The company is also offering financial compensation to current employees and those that have worked at the Nuremberg Service Center for at least one month since GDPR came into force. It highlighted that the processing of employee data in the Nuremberg Service Center did not comply with the guidelines.
Commenting on H&M’s response to the incident, Professor Dr Johannes Caspar, Hamburg’s commissioner for data protection and freedom of information said that “the transparent information provided by those responsible and the guarantee of financial compensation certainly show the intention to give the employees the respect and appreciation they deserve”.

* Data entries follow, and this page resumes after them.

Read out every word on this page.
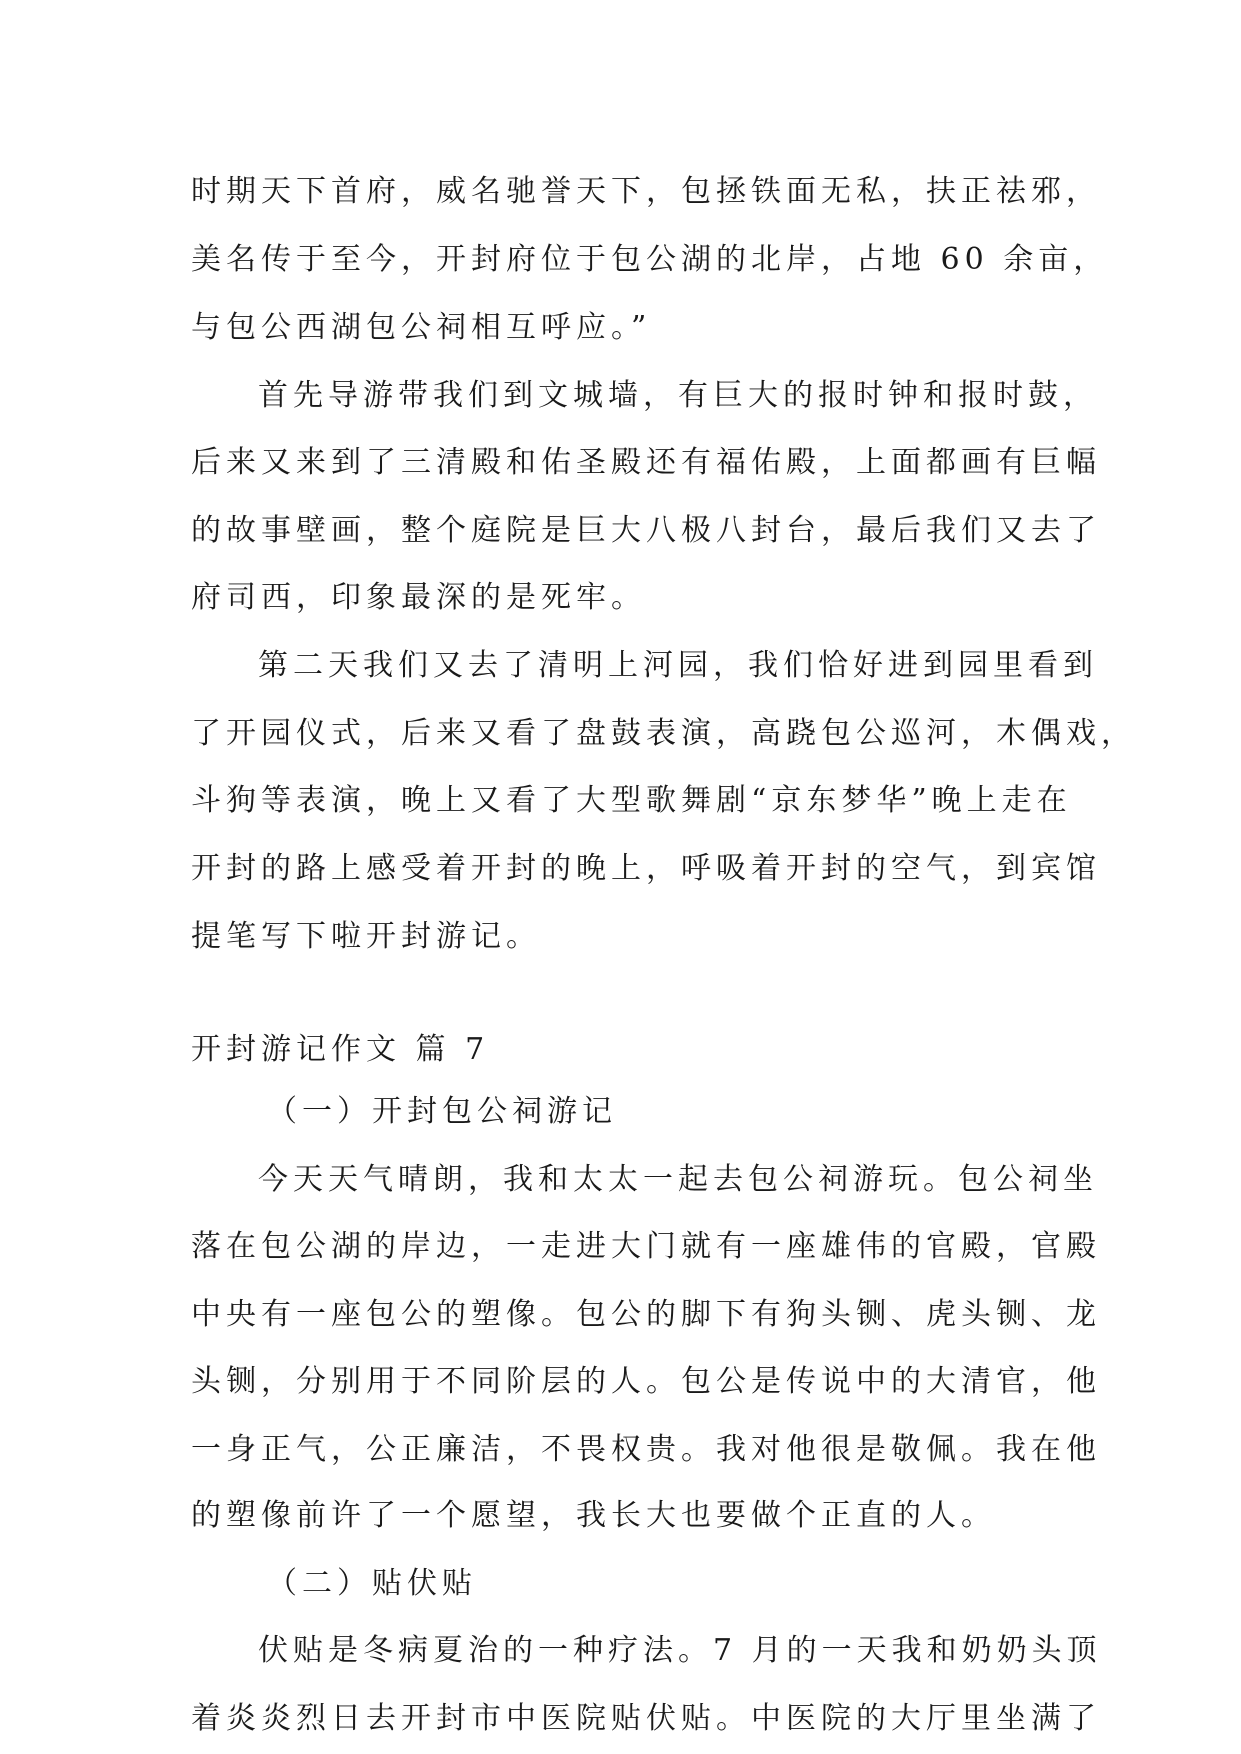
时期天下首府，威名驰誉天下，包拯铁面无私，扶正祛邪，
美名传于至今，开封府位于包公湖的北岸，占地 60 余亩，
与包公西湖包公祠相互呼应。”
首先导游带我们到文城墙，有巨大的报时钟和报时鼓，
后来又来到了三清殿和佑圣殿还有福佑殿，上面都画有巨幅
的故事壁画，整个庭院是巨大八极八封台，最后我们又去了
府司西，印象最深的是死牢。
第二天我们又去了清明上河园，我们恰好进到园里看到
了开园仪式，后来又看了盘鼓表演，高跷包公巡河，木偶戏，
斗狗等表演，晚上又看了大型歌舞剧“京东梦华”晚上走在
开封的路上感受着开封的晚上，呼吸着开封的空气，到宾馆
提笔写下啦开封游记。
开封游记作文 篇 7
（一）开封包公祠游记
今天天气晴朗，我和太太一起去包公祠游玩。包公祠坐
落在包公湖的岸边，一走进大门就有一座雄伟的官殿，官殿
中央有一座包公的塑像。包公的脚下有狗头铡、虎头铡、龙
头铡，分别用于不同阶层的人。包公是传说中的大清官，他
一身正气，公正廉洁，不畏权贵。我对他很是敬佩。我在他
的塑像前许了一个愿望，我长大也要做个正直的人。
（二）贴伏贴
伏贴是冬病夏治的一种疗法。7 月的一天我和奶奶头顶
着炎炎烈日去开封市中医院贴伏贴。中医院的大厅里坐满了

Dr Francis Gaffney, Director of Threat intelligence at Mimecast said:
“GDPR is not just something else an organisation needs to comply with, but rather benefit from the behaviours GDPR is designed to encourage. Organisations shouldn’t view regulation such as this as a burden and start to view it through the lens of their customers, partners, or employees. If someone trusts you with their data, you owe it to them to be completely honest about what data you are collecting and to protect it, know exactly how (and where) it is stored, and who can access that data.
“Many organisations are having to pay penalties for such data breaches and it is only afterwards that the true cost of a breach is realised and those previously perceived potential savings from not investing in security and data management solutions is trivial compared to the significant financial penalties. Furthermore, it is often the case that the damage to the organisation’s reputation and branding dwarfs the fine imposed.”